Internationalization

  • Clean up our Unicode story! All strings should be Unicode internally, with conversion at the boundaries of the system. IWBNI we could get rid of all the catches of UnicodeErrors, however we may have to make changes to things like the email library.

  • Switch to a new templating system that lets us share templates across languages, but extract messages for the catalog.
  • Finish the transition to an externally managed translation system

  • Switch to $strings (i.e. string.Template instances) for all i18n substitutions. We should be able to mechanically update all existing translations. (Under way)

  • Language variants (e.g. en_UK)

Spam defenses

  • Possibly integrate Spambayes or SpamAssassin.

  • Hook into the LMTP process so that messages can be disposed of as early as possible. Check potential senders and recipients at LTMP time.

  • Suppress backscatter bounces when SPF headers do not match.

Archiving

Note that what we can accomplish here will be based on the availability of an Archiving Champion.

  • Reconsider using a 3rd-party archiver
  • Perhaps URLs to messages should be based on message-ids instead of message numbers so that regenerating archives can't break links. This must include backward compatible links

  • Ditch direct access and vend all archive messages through CGI so that we can do address obfuscation, and message deletion, etc. on the fly (with caching of course, but have to worry about web crawlers).
  • Add RSS feed

  • Allow for admins to remove or edit messages through the web.
  • Move archive threads into another list?
  • Put archives in the list/mylist directory.

  • Add a search option
  • Make archives default template look and feel similar to Web UI (whatever it looks like after the Summer of Code project is done)

  • Make archive templatable (at least by changing CSS) so they can match people's existing site look-and-feel
  • MUAs usually make URLs clickable.

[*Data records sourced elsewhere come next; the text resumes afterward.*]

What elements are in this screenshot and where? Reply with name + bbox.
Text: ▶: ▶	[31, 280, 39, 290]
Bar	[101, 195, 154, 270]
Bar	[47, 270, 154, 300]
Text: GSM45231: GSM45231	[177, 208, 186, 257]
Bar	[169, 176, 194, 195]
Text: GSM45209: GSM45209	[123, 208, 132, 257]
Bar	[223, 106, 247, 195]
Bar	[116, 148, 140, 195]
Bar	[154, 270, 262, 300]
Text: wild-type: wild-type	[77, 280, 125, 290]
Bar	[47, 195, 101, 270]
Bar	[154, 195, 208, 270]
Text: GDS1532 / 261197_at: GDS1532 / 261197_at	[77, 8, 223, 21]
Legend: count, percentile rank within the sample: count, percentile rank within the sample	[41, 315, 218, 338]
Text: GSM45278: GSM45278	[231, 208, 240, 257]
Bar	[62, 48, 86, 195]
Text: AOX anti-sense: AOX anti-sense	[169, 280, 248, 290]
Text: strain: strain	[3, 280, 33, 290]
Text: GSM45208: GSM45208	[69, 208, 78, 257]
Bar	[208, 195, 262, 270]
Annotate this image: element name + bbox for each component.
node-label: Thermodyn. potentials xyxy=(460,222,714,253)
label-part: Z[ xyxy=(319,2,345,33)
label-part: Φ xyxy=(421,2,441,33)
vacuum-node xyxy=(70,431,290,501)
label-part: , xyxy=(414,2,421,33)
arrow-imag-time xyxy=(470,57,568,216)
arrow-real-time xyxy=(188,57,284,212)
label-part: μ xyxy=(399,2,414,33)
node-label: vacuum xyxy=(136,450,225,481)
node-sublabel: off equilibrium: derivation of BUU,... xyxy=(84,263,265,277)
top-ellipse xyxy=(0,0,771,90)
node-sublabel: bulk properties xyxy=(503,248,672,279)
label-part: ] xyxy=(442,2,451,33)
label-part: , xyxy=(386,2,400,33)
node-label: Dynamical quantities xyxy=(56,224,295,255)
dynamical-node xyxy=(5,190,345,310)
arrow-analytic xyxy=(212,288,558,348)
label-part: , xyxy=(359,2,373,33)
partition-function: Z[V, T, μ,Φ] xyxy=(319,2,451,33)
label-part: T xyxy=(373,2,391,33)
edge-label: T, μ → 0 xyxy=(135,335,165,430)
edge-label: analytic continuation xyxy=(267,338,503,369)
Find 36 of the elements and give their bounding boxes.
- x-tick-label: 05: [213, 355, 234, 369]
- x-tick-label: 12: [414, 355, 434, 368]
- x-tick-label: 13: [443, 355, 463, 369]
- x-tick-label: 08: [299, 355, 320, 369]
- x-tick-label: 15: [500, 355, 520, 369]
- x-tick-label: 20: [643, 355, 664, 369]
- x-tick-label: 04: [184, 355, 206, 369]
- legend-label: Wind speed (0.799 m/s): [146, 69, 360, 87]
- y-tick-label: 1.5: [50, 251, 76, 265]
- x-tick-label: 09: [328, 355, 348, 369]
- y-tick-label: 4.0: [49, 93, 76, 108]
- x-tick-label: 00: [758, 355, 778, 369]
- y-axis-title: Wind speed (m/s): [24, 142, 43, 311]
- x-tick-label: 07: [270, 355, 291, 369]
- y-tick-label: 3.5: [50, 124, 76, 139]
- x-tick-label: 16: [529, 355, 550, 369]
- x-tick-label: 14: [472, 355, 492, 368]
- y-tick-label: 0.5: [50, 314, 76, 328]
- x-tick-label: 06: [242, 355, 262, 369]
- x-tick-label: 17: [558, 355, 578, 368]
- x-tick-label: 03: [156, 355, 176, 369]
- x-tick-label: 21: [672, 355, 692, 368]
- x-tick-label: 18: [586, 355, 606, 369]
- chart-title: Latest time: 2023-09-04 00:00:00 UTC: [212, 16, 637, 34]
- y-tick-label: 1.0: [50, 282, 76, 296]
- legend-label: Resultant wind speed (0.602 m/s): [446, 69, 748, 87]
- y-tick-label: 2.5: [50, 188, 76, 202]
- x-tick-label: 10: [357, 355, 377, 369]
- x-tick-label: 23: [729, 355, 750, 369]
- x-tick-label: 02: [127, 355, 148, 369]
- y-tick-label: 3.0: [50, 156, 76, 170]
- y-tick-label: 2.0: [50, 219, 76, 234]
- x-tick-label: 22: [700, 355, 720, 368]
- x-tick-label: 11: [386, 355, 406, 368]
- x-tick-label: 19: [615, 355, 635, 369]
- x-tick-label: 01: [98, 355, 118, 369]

An new Archive could be used when posts are distributed, in the footer, so that each message has a link to the whole thread in the Archive.
  • Present all messages in a thread at once, and offer plaintext download of the whole thread
  • Put messages into a database and/or move away from mbox as the canonical storage format.
  • Make ISO 8601 compliant? http://wiki.list.org/display/DEV/ISO+8601+date

Operational/Performance/Administration

  • Improve admin statistics gather (# of posts sent, # bounced, # of domains accessed, which lists are quiet and which are busy) and make these available via the web interface.
  • Use a real RDBM on the back end, through a Python-based ORM. (Done)

  • Caps for list member count and outgoing messages per time slice.
  • Better feedback to users who have bounced (e.g. put a link to their last bounced message on their member page).
  • The 'digest option' needs to be improved to delete 'double messages'
  • Add a datetime of when the user subscribed (Done)

  • Provide a better list-data export and import mechanism via XML. Possibly allow for data export via the web.

  • For Postfix, switch to separate domains, non-UNIX accounts virtual domains and maildir delivery by default. Delivery mechanics for other MTAs may or may not change.

  • Partition queue directories into hashed subdirectories so that all queue files do not live in the same directory (which increases contention on the directory inodes and reduces overall performance).
  • Fix the bounce probe problem, and make bounce processing more efficient. Right now, it sucks.
  • Discard messages that have been in the bounces or shunt queues for a long time.
  • Include message headers in discard notifications - currently it isn't always possible to tell who sent a message that's been discarded, which makes it a bit pointless sending a notification. It would be nice to include brief headers in the first message part.